Die Wirtschaftskammer Österreichs, Fachverband Luftfahrtunternehmen, und der österreichische Gewerkschaftsbund, Gewerkschaft Handel, Transport, Verkehr haben rückwirkend mit 1. 4. 2004 einen neuen Kollektivvertrag für das Bordpersonal sowohl der Austrian Airlines AG als auch der Lauda Air GmbH abgeschlossen.
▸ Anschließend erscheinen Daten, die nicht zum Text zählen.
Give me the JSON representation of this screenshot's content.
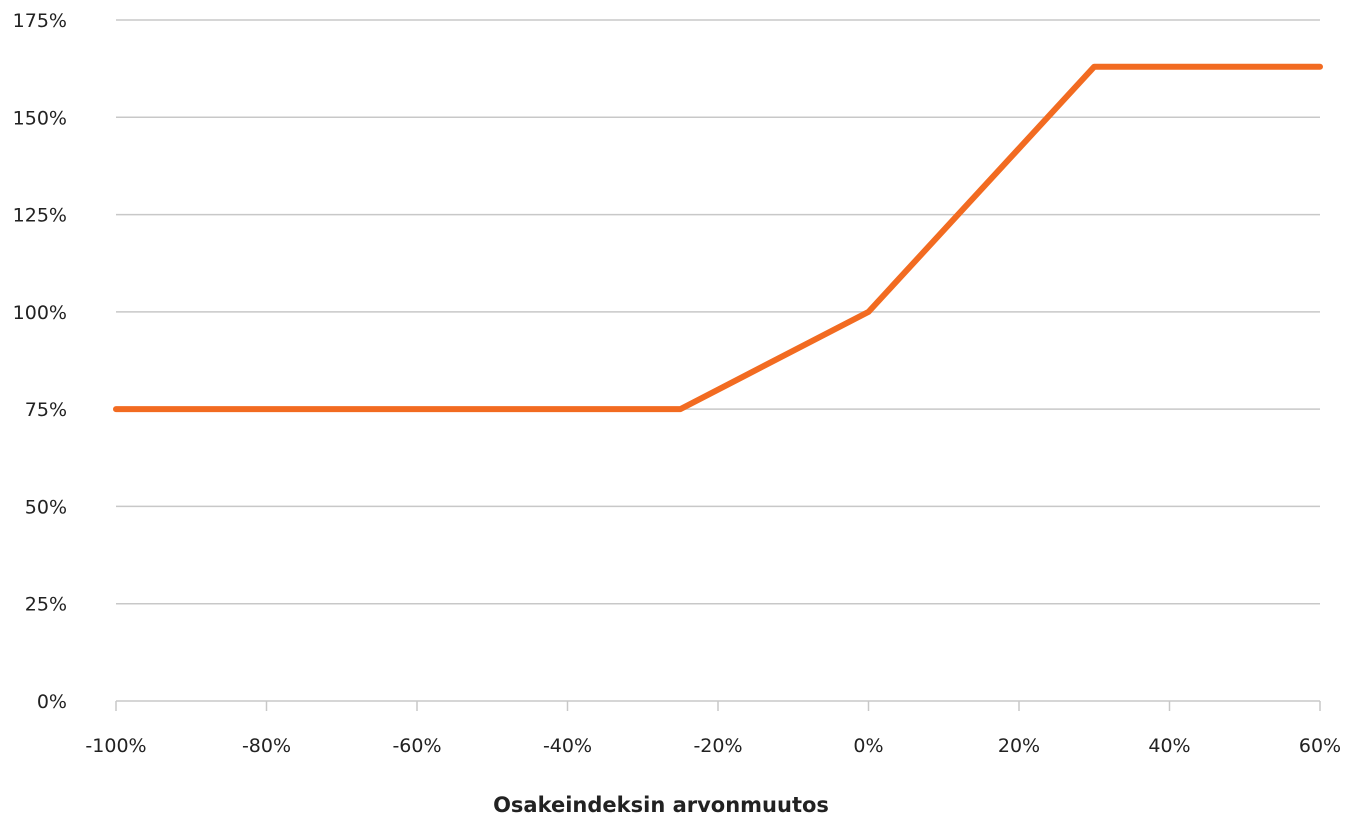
{
  "chart_data": {
    "type": "line",
    "title": "",
    "xlabel": "Osakeindeksin arvonmuutos",
    "ylabel": "",
    "x_ticks": [
      -100,
      -80,
      -60,
      -40,
      -20,
      0,
      20,
      40,
      60
    ],
    "x_tick_labels": [
      "-100%",
      "-80%",
      "-60%",
      "-40%",
      "-20%",
      "0%",
      "20%",
      "40%",
      "60%"
    ],
    "y_ticks": [
      0,
      25,
      50,
      75,
      100,
      125,
      150,
      175
    ],
    "y_tick_labels": [
      "0%",
      "25%",
      "50%",
      "75%",
      "100%",
      "125%",
      "150%",
      "175%"
    ],
    "xlim": [
      -100,
      60
    ],
    "ylim": [
      0,
      175
    ],
    "grid": "horizontal",
    "legend": "none",
    "series": [
      {
        "color": "#f26b21",
        "x": [
          -100,
          -25,
          0,
          30,
          60
        ],
        "y": [
          75,
          75,
          100,
          163,
          163
        ]
      }
    ]
  },
  "colors": {
    "grid": "#c8c8c8",
    "axis": "#c8c8c8",
    "text": "#222222"
  }
}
§ 24 dieses neuen gemeinsamen Kollektivvertrages sieht vor, dass beiden alten Kollektivverträge grundsätzlich außer Kraft treten. Ein Zusatzkollektivvertrag hält jedoch im Ergebnis bestimmte günstigere Regelungen für die vor dem 1. 4. 2004 schon bei der Austrian Airlines AG beschäftigten Angestellten (alte AUA Stammbelegschaft) aufrecht, die insoweit als speziellere Regelungen den Allgemeinen Bestimmungen des neuen Kollektivvertrages vorgehen sollen. Dies wird auch in der Schlussbestimmung des § 24 des neuen Kollektivvertrages festgehalten. Die Bestimmungen des neuen - gemeinsamen - Kollektivvertrages für die Austrian Airlines AG und die Lauda Air GmbH sind hinsichtlich der Gehaltstabellen besser als jene des alten Kollektivvertrages für die Lauda Air GmbH, jedoch nicht so gut wie die für das „alte" Bordpersonal der AUA durch den Zusatzkollektivvertrag in Verbindung mit den Übergangsbestimmungen aufrecht erhaltenen Regelungen für Gehalt, Abfertigung, Urlaub und Firmenpension. In diesen Bereichen weichen aber auch die Allgemeinen - also nicht auf dem Zusatzkollektivvertrag beruhenden - Bestimmungen des neuen Kollektivvertrages noch immer stark zu Gunsten von dem alten Kollektivvertrag für die Lauda Air GmbH ab.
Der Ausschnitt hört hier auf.